The low wages mean that although Portland appears to be a cheap place to live, it is actually less affordable than places like Seattle.

In the Check-Up, Portland is compared to the average of all U.S. metropolitan areas, but also to two other groups: Peer group regions, defined as Sacramento, St. Louis, Cincinnati‚ and Salt Lake City; and Aspirational group regions, Seattle, Denver, and Minneapolis.

Portland’s median household income is second-lowest in our peer group, but we are below Denver and Minneapolis in our aspirational group, with Seattle on top.

When you take into account Regional Price Parity, which compares real buying power in different regions at a given point in time, Portland fares badly. It is second — only to Sacramento in terms of the buying power of its median household income. Tapogna said the low price of oil has been “like a shot of adrenaline” for the economy, putting gas money back in the pockets of middle class and lower income Americans.

The study also looked at how much it takes to be in “The 1 percent” in a region. You can be a one percenter in Portland if you make about in the high $300,000s a year. In New York City you need to make around $700,000 a year.

Portland’s lower wage earners, the bottom 20 percent, make 10 to 30 percent more than the national average, thanks mainly to our relatively high state minimum wage. However, above the 65th percentile our households underperform. Tapogna said this is because our college graduates heading those households tend to have the lower earning majors, and also have less full time hours of work available to them.

The Check-Up studies three measurements of the Portland-Metropolitan Service Area (MSA) economy: Employment, Income and Gross Metropolitan Product. Portland looks good in terms of GMP, the market value of all goods and services produced in an MSA. Our GMP is growing quickly, behind only Austin and Houston.

Portland-metro’s GMP grew 23.6 percent, compared to a national average for metro areas of 10.8 percent.
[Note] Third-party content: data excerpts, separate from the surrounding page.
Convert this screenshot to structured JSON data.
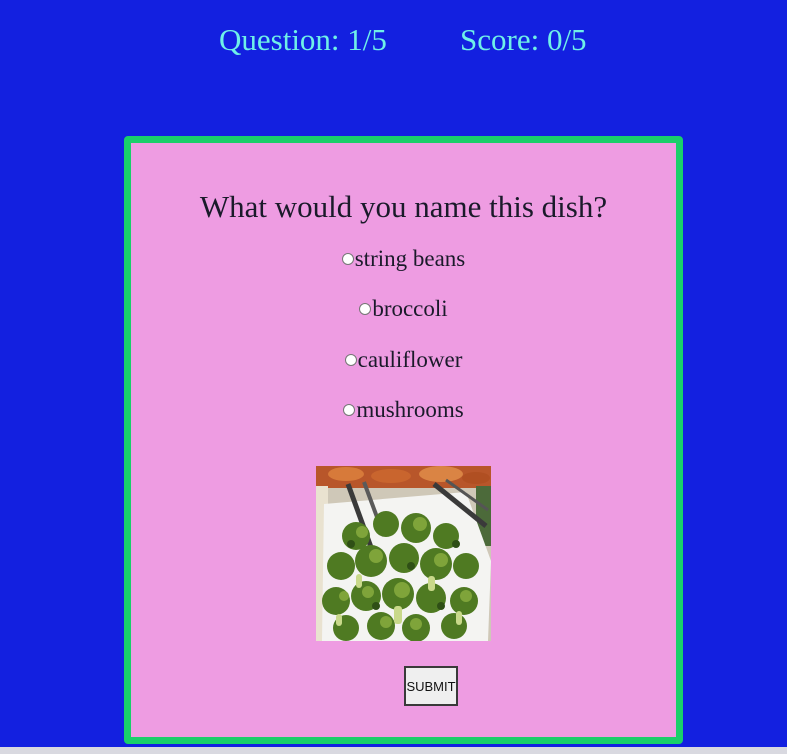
{
  "header": {
    "question_label": "Question: 1/5",
    "score_label": "Score: 0/5"
  },
  "quiz": {
    "question": "What would you name this dish?",
    "options": [
      {
        "label": "string beans",
        "selected": false
      },
      {
        "label": "broccoli",
        "selected": false
      },
      {
        "label": "cauliflower",
        "selected": false
      },
      {
        "label": "mushrooms",
        "selected": false
      }
    ],
    "image_icon": "broccoli-dish-photo",
    "submit_label": "SUBMIT"
  },
  "colors": {
    "page_background": "#1320e0",
    "header_text": "#6ff0e8",
    "card_background": "#ee9ce2",
    "card_border": "#19cf6a"
  }
}
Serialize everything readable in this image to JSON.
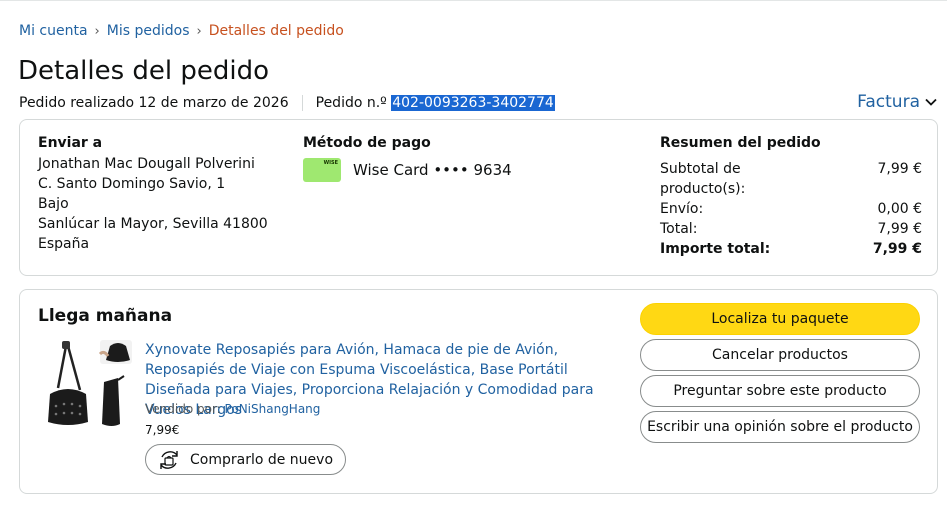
{
  "breadcrumb": {
    "item1": "Mi cuenta",
    "item2": "Mis pedidos",
    "current": "Detalles del pedido"
  },
  "page_title": "Detalles del pedido",
  "order": {
    "placed": "Pedido realizado 12 de marzo de 2026",
    "number_label": "Pedido n.º",
    "number": "402-0093263-3402774",
    "invoice_label": "Factura"
  },
  "shipping": {
    "title": "Enviar a",
    "lines": [
      "Jonathan Mac Dougall Polverini",
      "C. Santo Domingo Savio, 1",
      "Bajo",
      "Sanlúcar la Mayor, Sevilla 41800",
      "España"
    ]
  },
  "payment": {
    "title": "Método de pago",
    "card_brand": "WISE",
    "card_text": "Wise Card •••• 9634"
  },
  "summary": {
    "title": "Resumen del pedido",
    "rows": [
      {
        "label": "Subtotal de producto(s):",
        "value": "7,99 €"
      },
      {
        "label": "Envío:",
        "value": "0,00 €"
      },
      {
        "label": "Total:",
        "value": "7,99 €"
      },
      {
        "label": "Importe total:",
        "value": "7,99 €"
      }
    ]
  },
  "delivery": {
    "arrival": "Llega mañana",
    "product_title": "Xynovate Reposapiés para Avión, Hamaca de pie de Avión, Reposapiés de Viaje con Espuma Viscoelástica, Base Portátil Diseñada para Viajes, Proporciona Relajación y Comodidad para Vuelos Largos",
    "seller_label": "Vendido por:",
    "seller": "PoNiShangHang",
    "price": "7,99€",
    "rebuy_label": "Comprarlo de nuevo",
    "actions": [
      "Localiza tu paquete",
      "Cancelar productos",
      "Preguntar sobre este producto",
      "Escribir una opinión sobre el producto"
    ]
  },
  "colors": {
    "link": "#2162a1",
    "breadcrumb_current": "#c7511f",
    "primary_button": "#ffd814",
    "selection": "#1a67d2"
  }
}
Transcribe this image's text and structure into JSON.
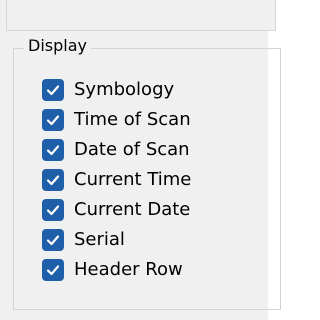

Much of Portland-metro’s strong performance in this area is due to the electronics and semiconductor industry, most notably Intel.

The report concludes that sluggish income gains are not just a Portland problem, they are a US problem, and that the way out is to focus on two trends: the technology revolution and a growing global middle class (as in Chinese and Indian people with money to buy chips and sportswear.)

The report says “Technology is eliminating routine, middle-skill work. Simultaneously, technology demands higher-skilled labor—to design, operate, and otherwise harness its potential. Our students, workers and schools must be better informed about the direction of technology and organize their training and studies around it. We must connect education to the economy.”

Oregon and Portland need “a coherent, focused export strategy, and this increases the urgency to attract and retain diverse students and investors to the region, who understand foreign markets and have deep networks overseas.”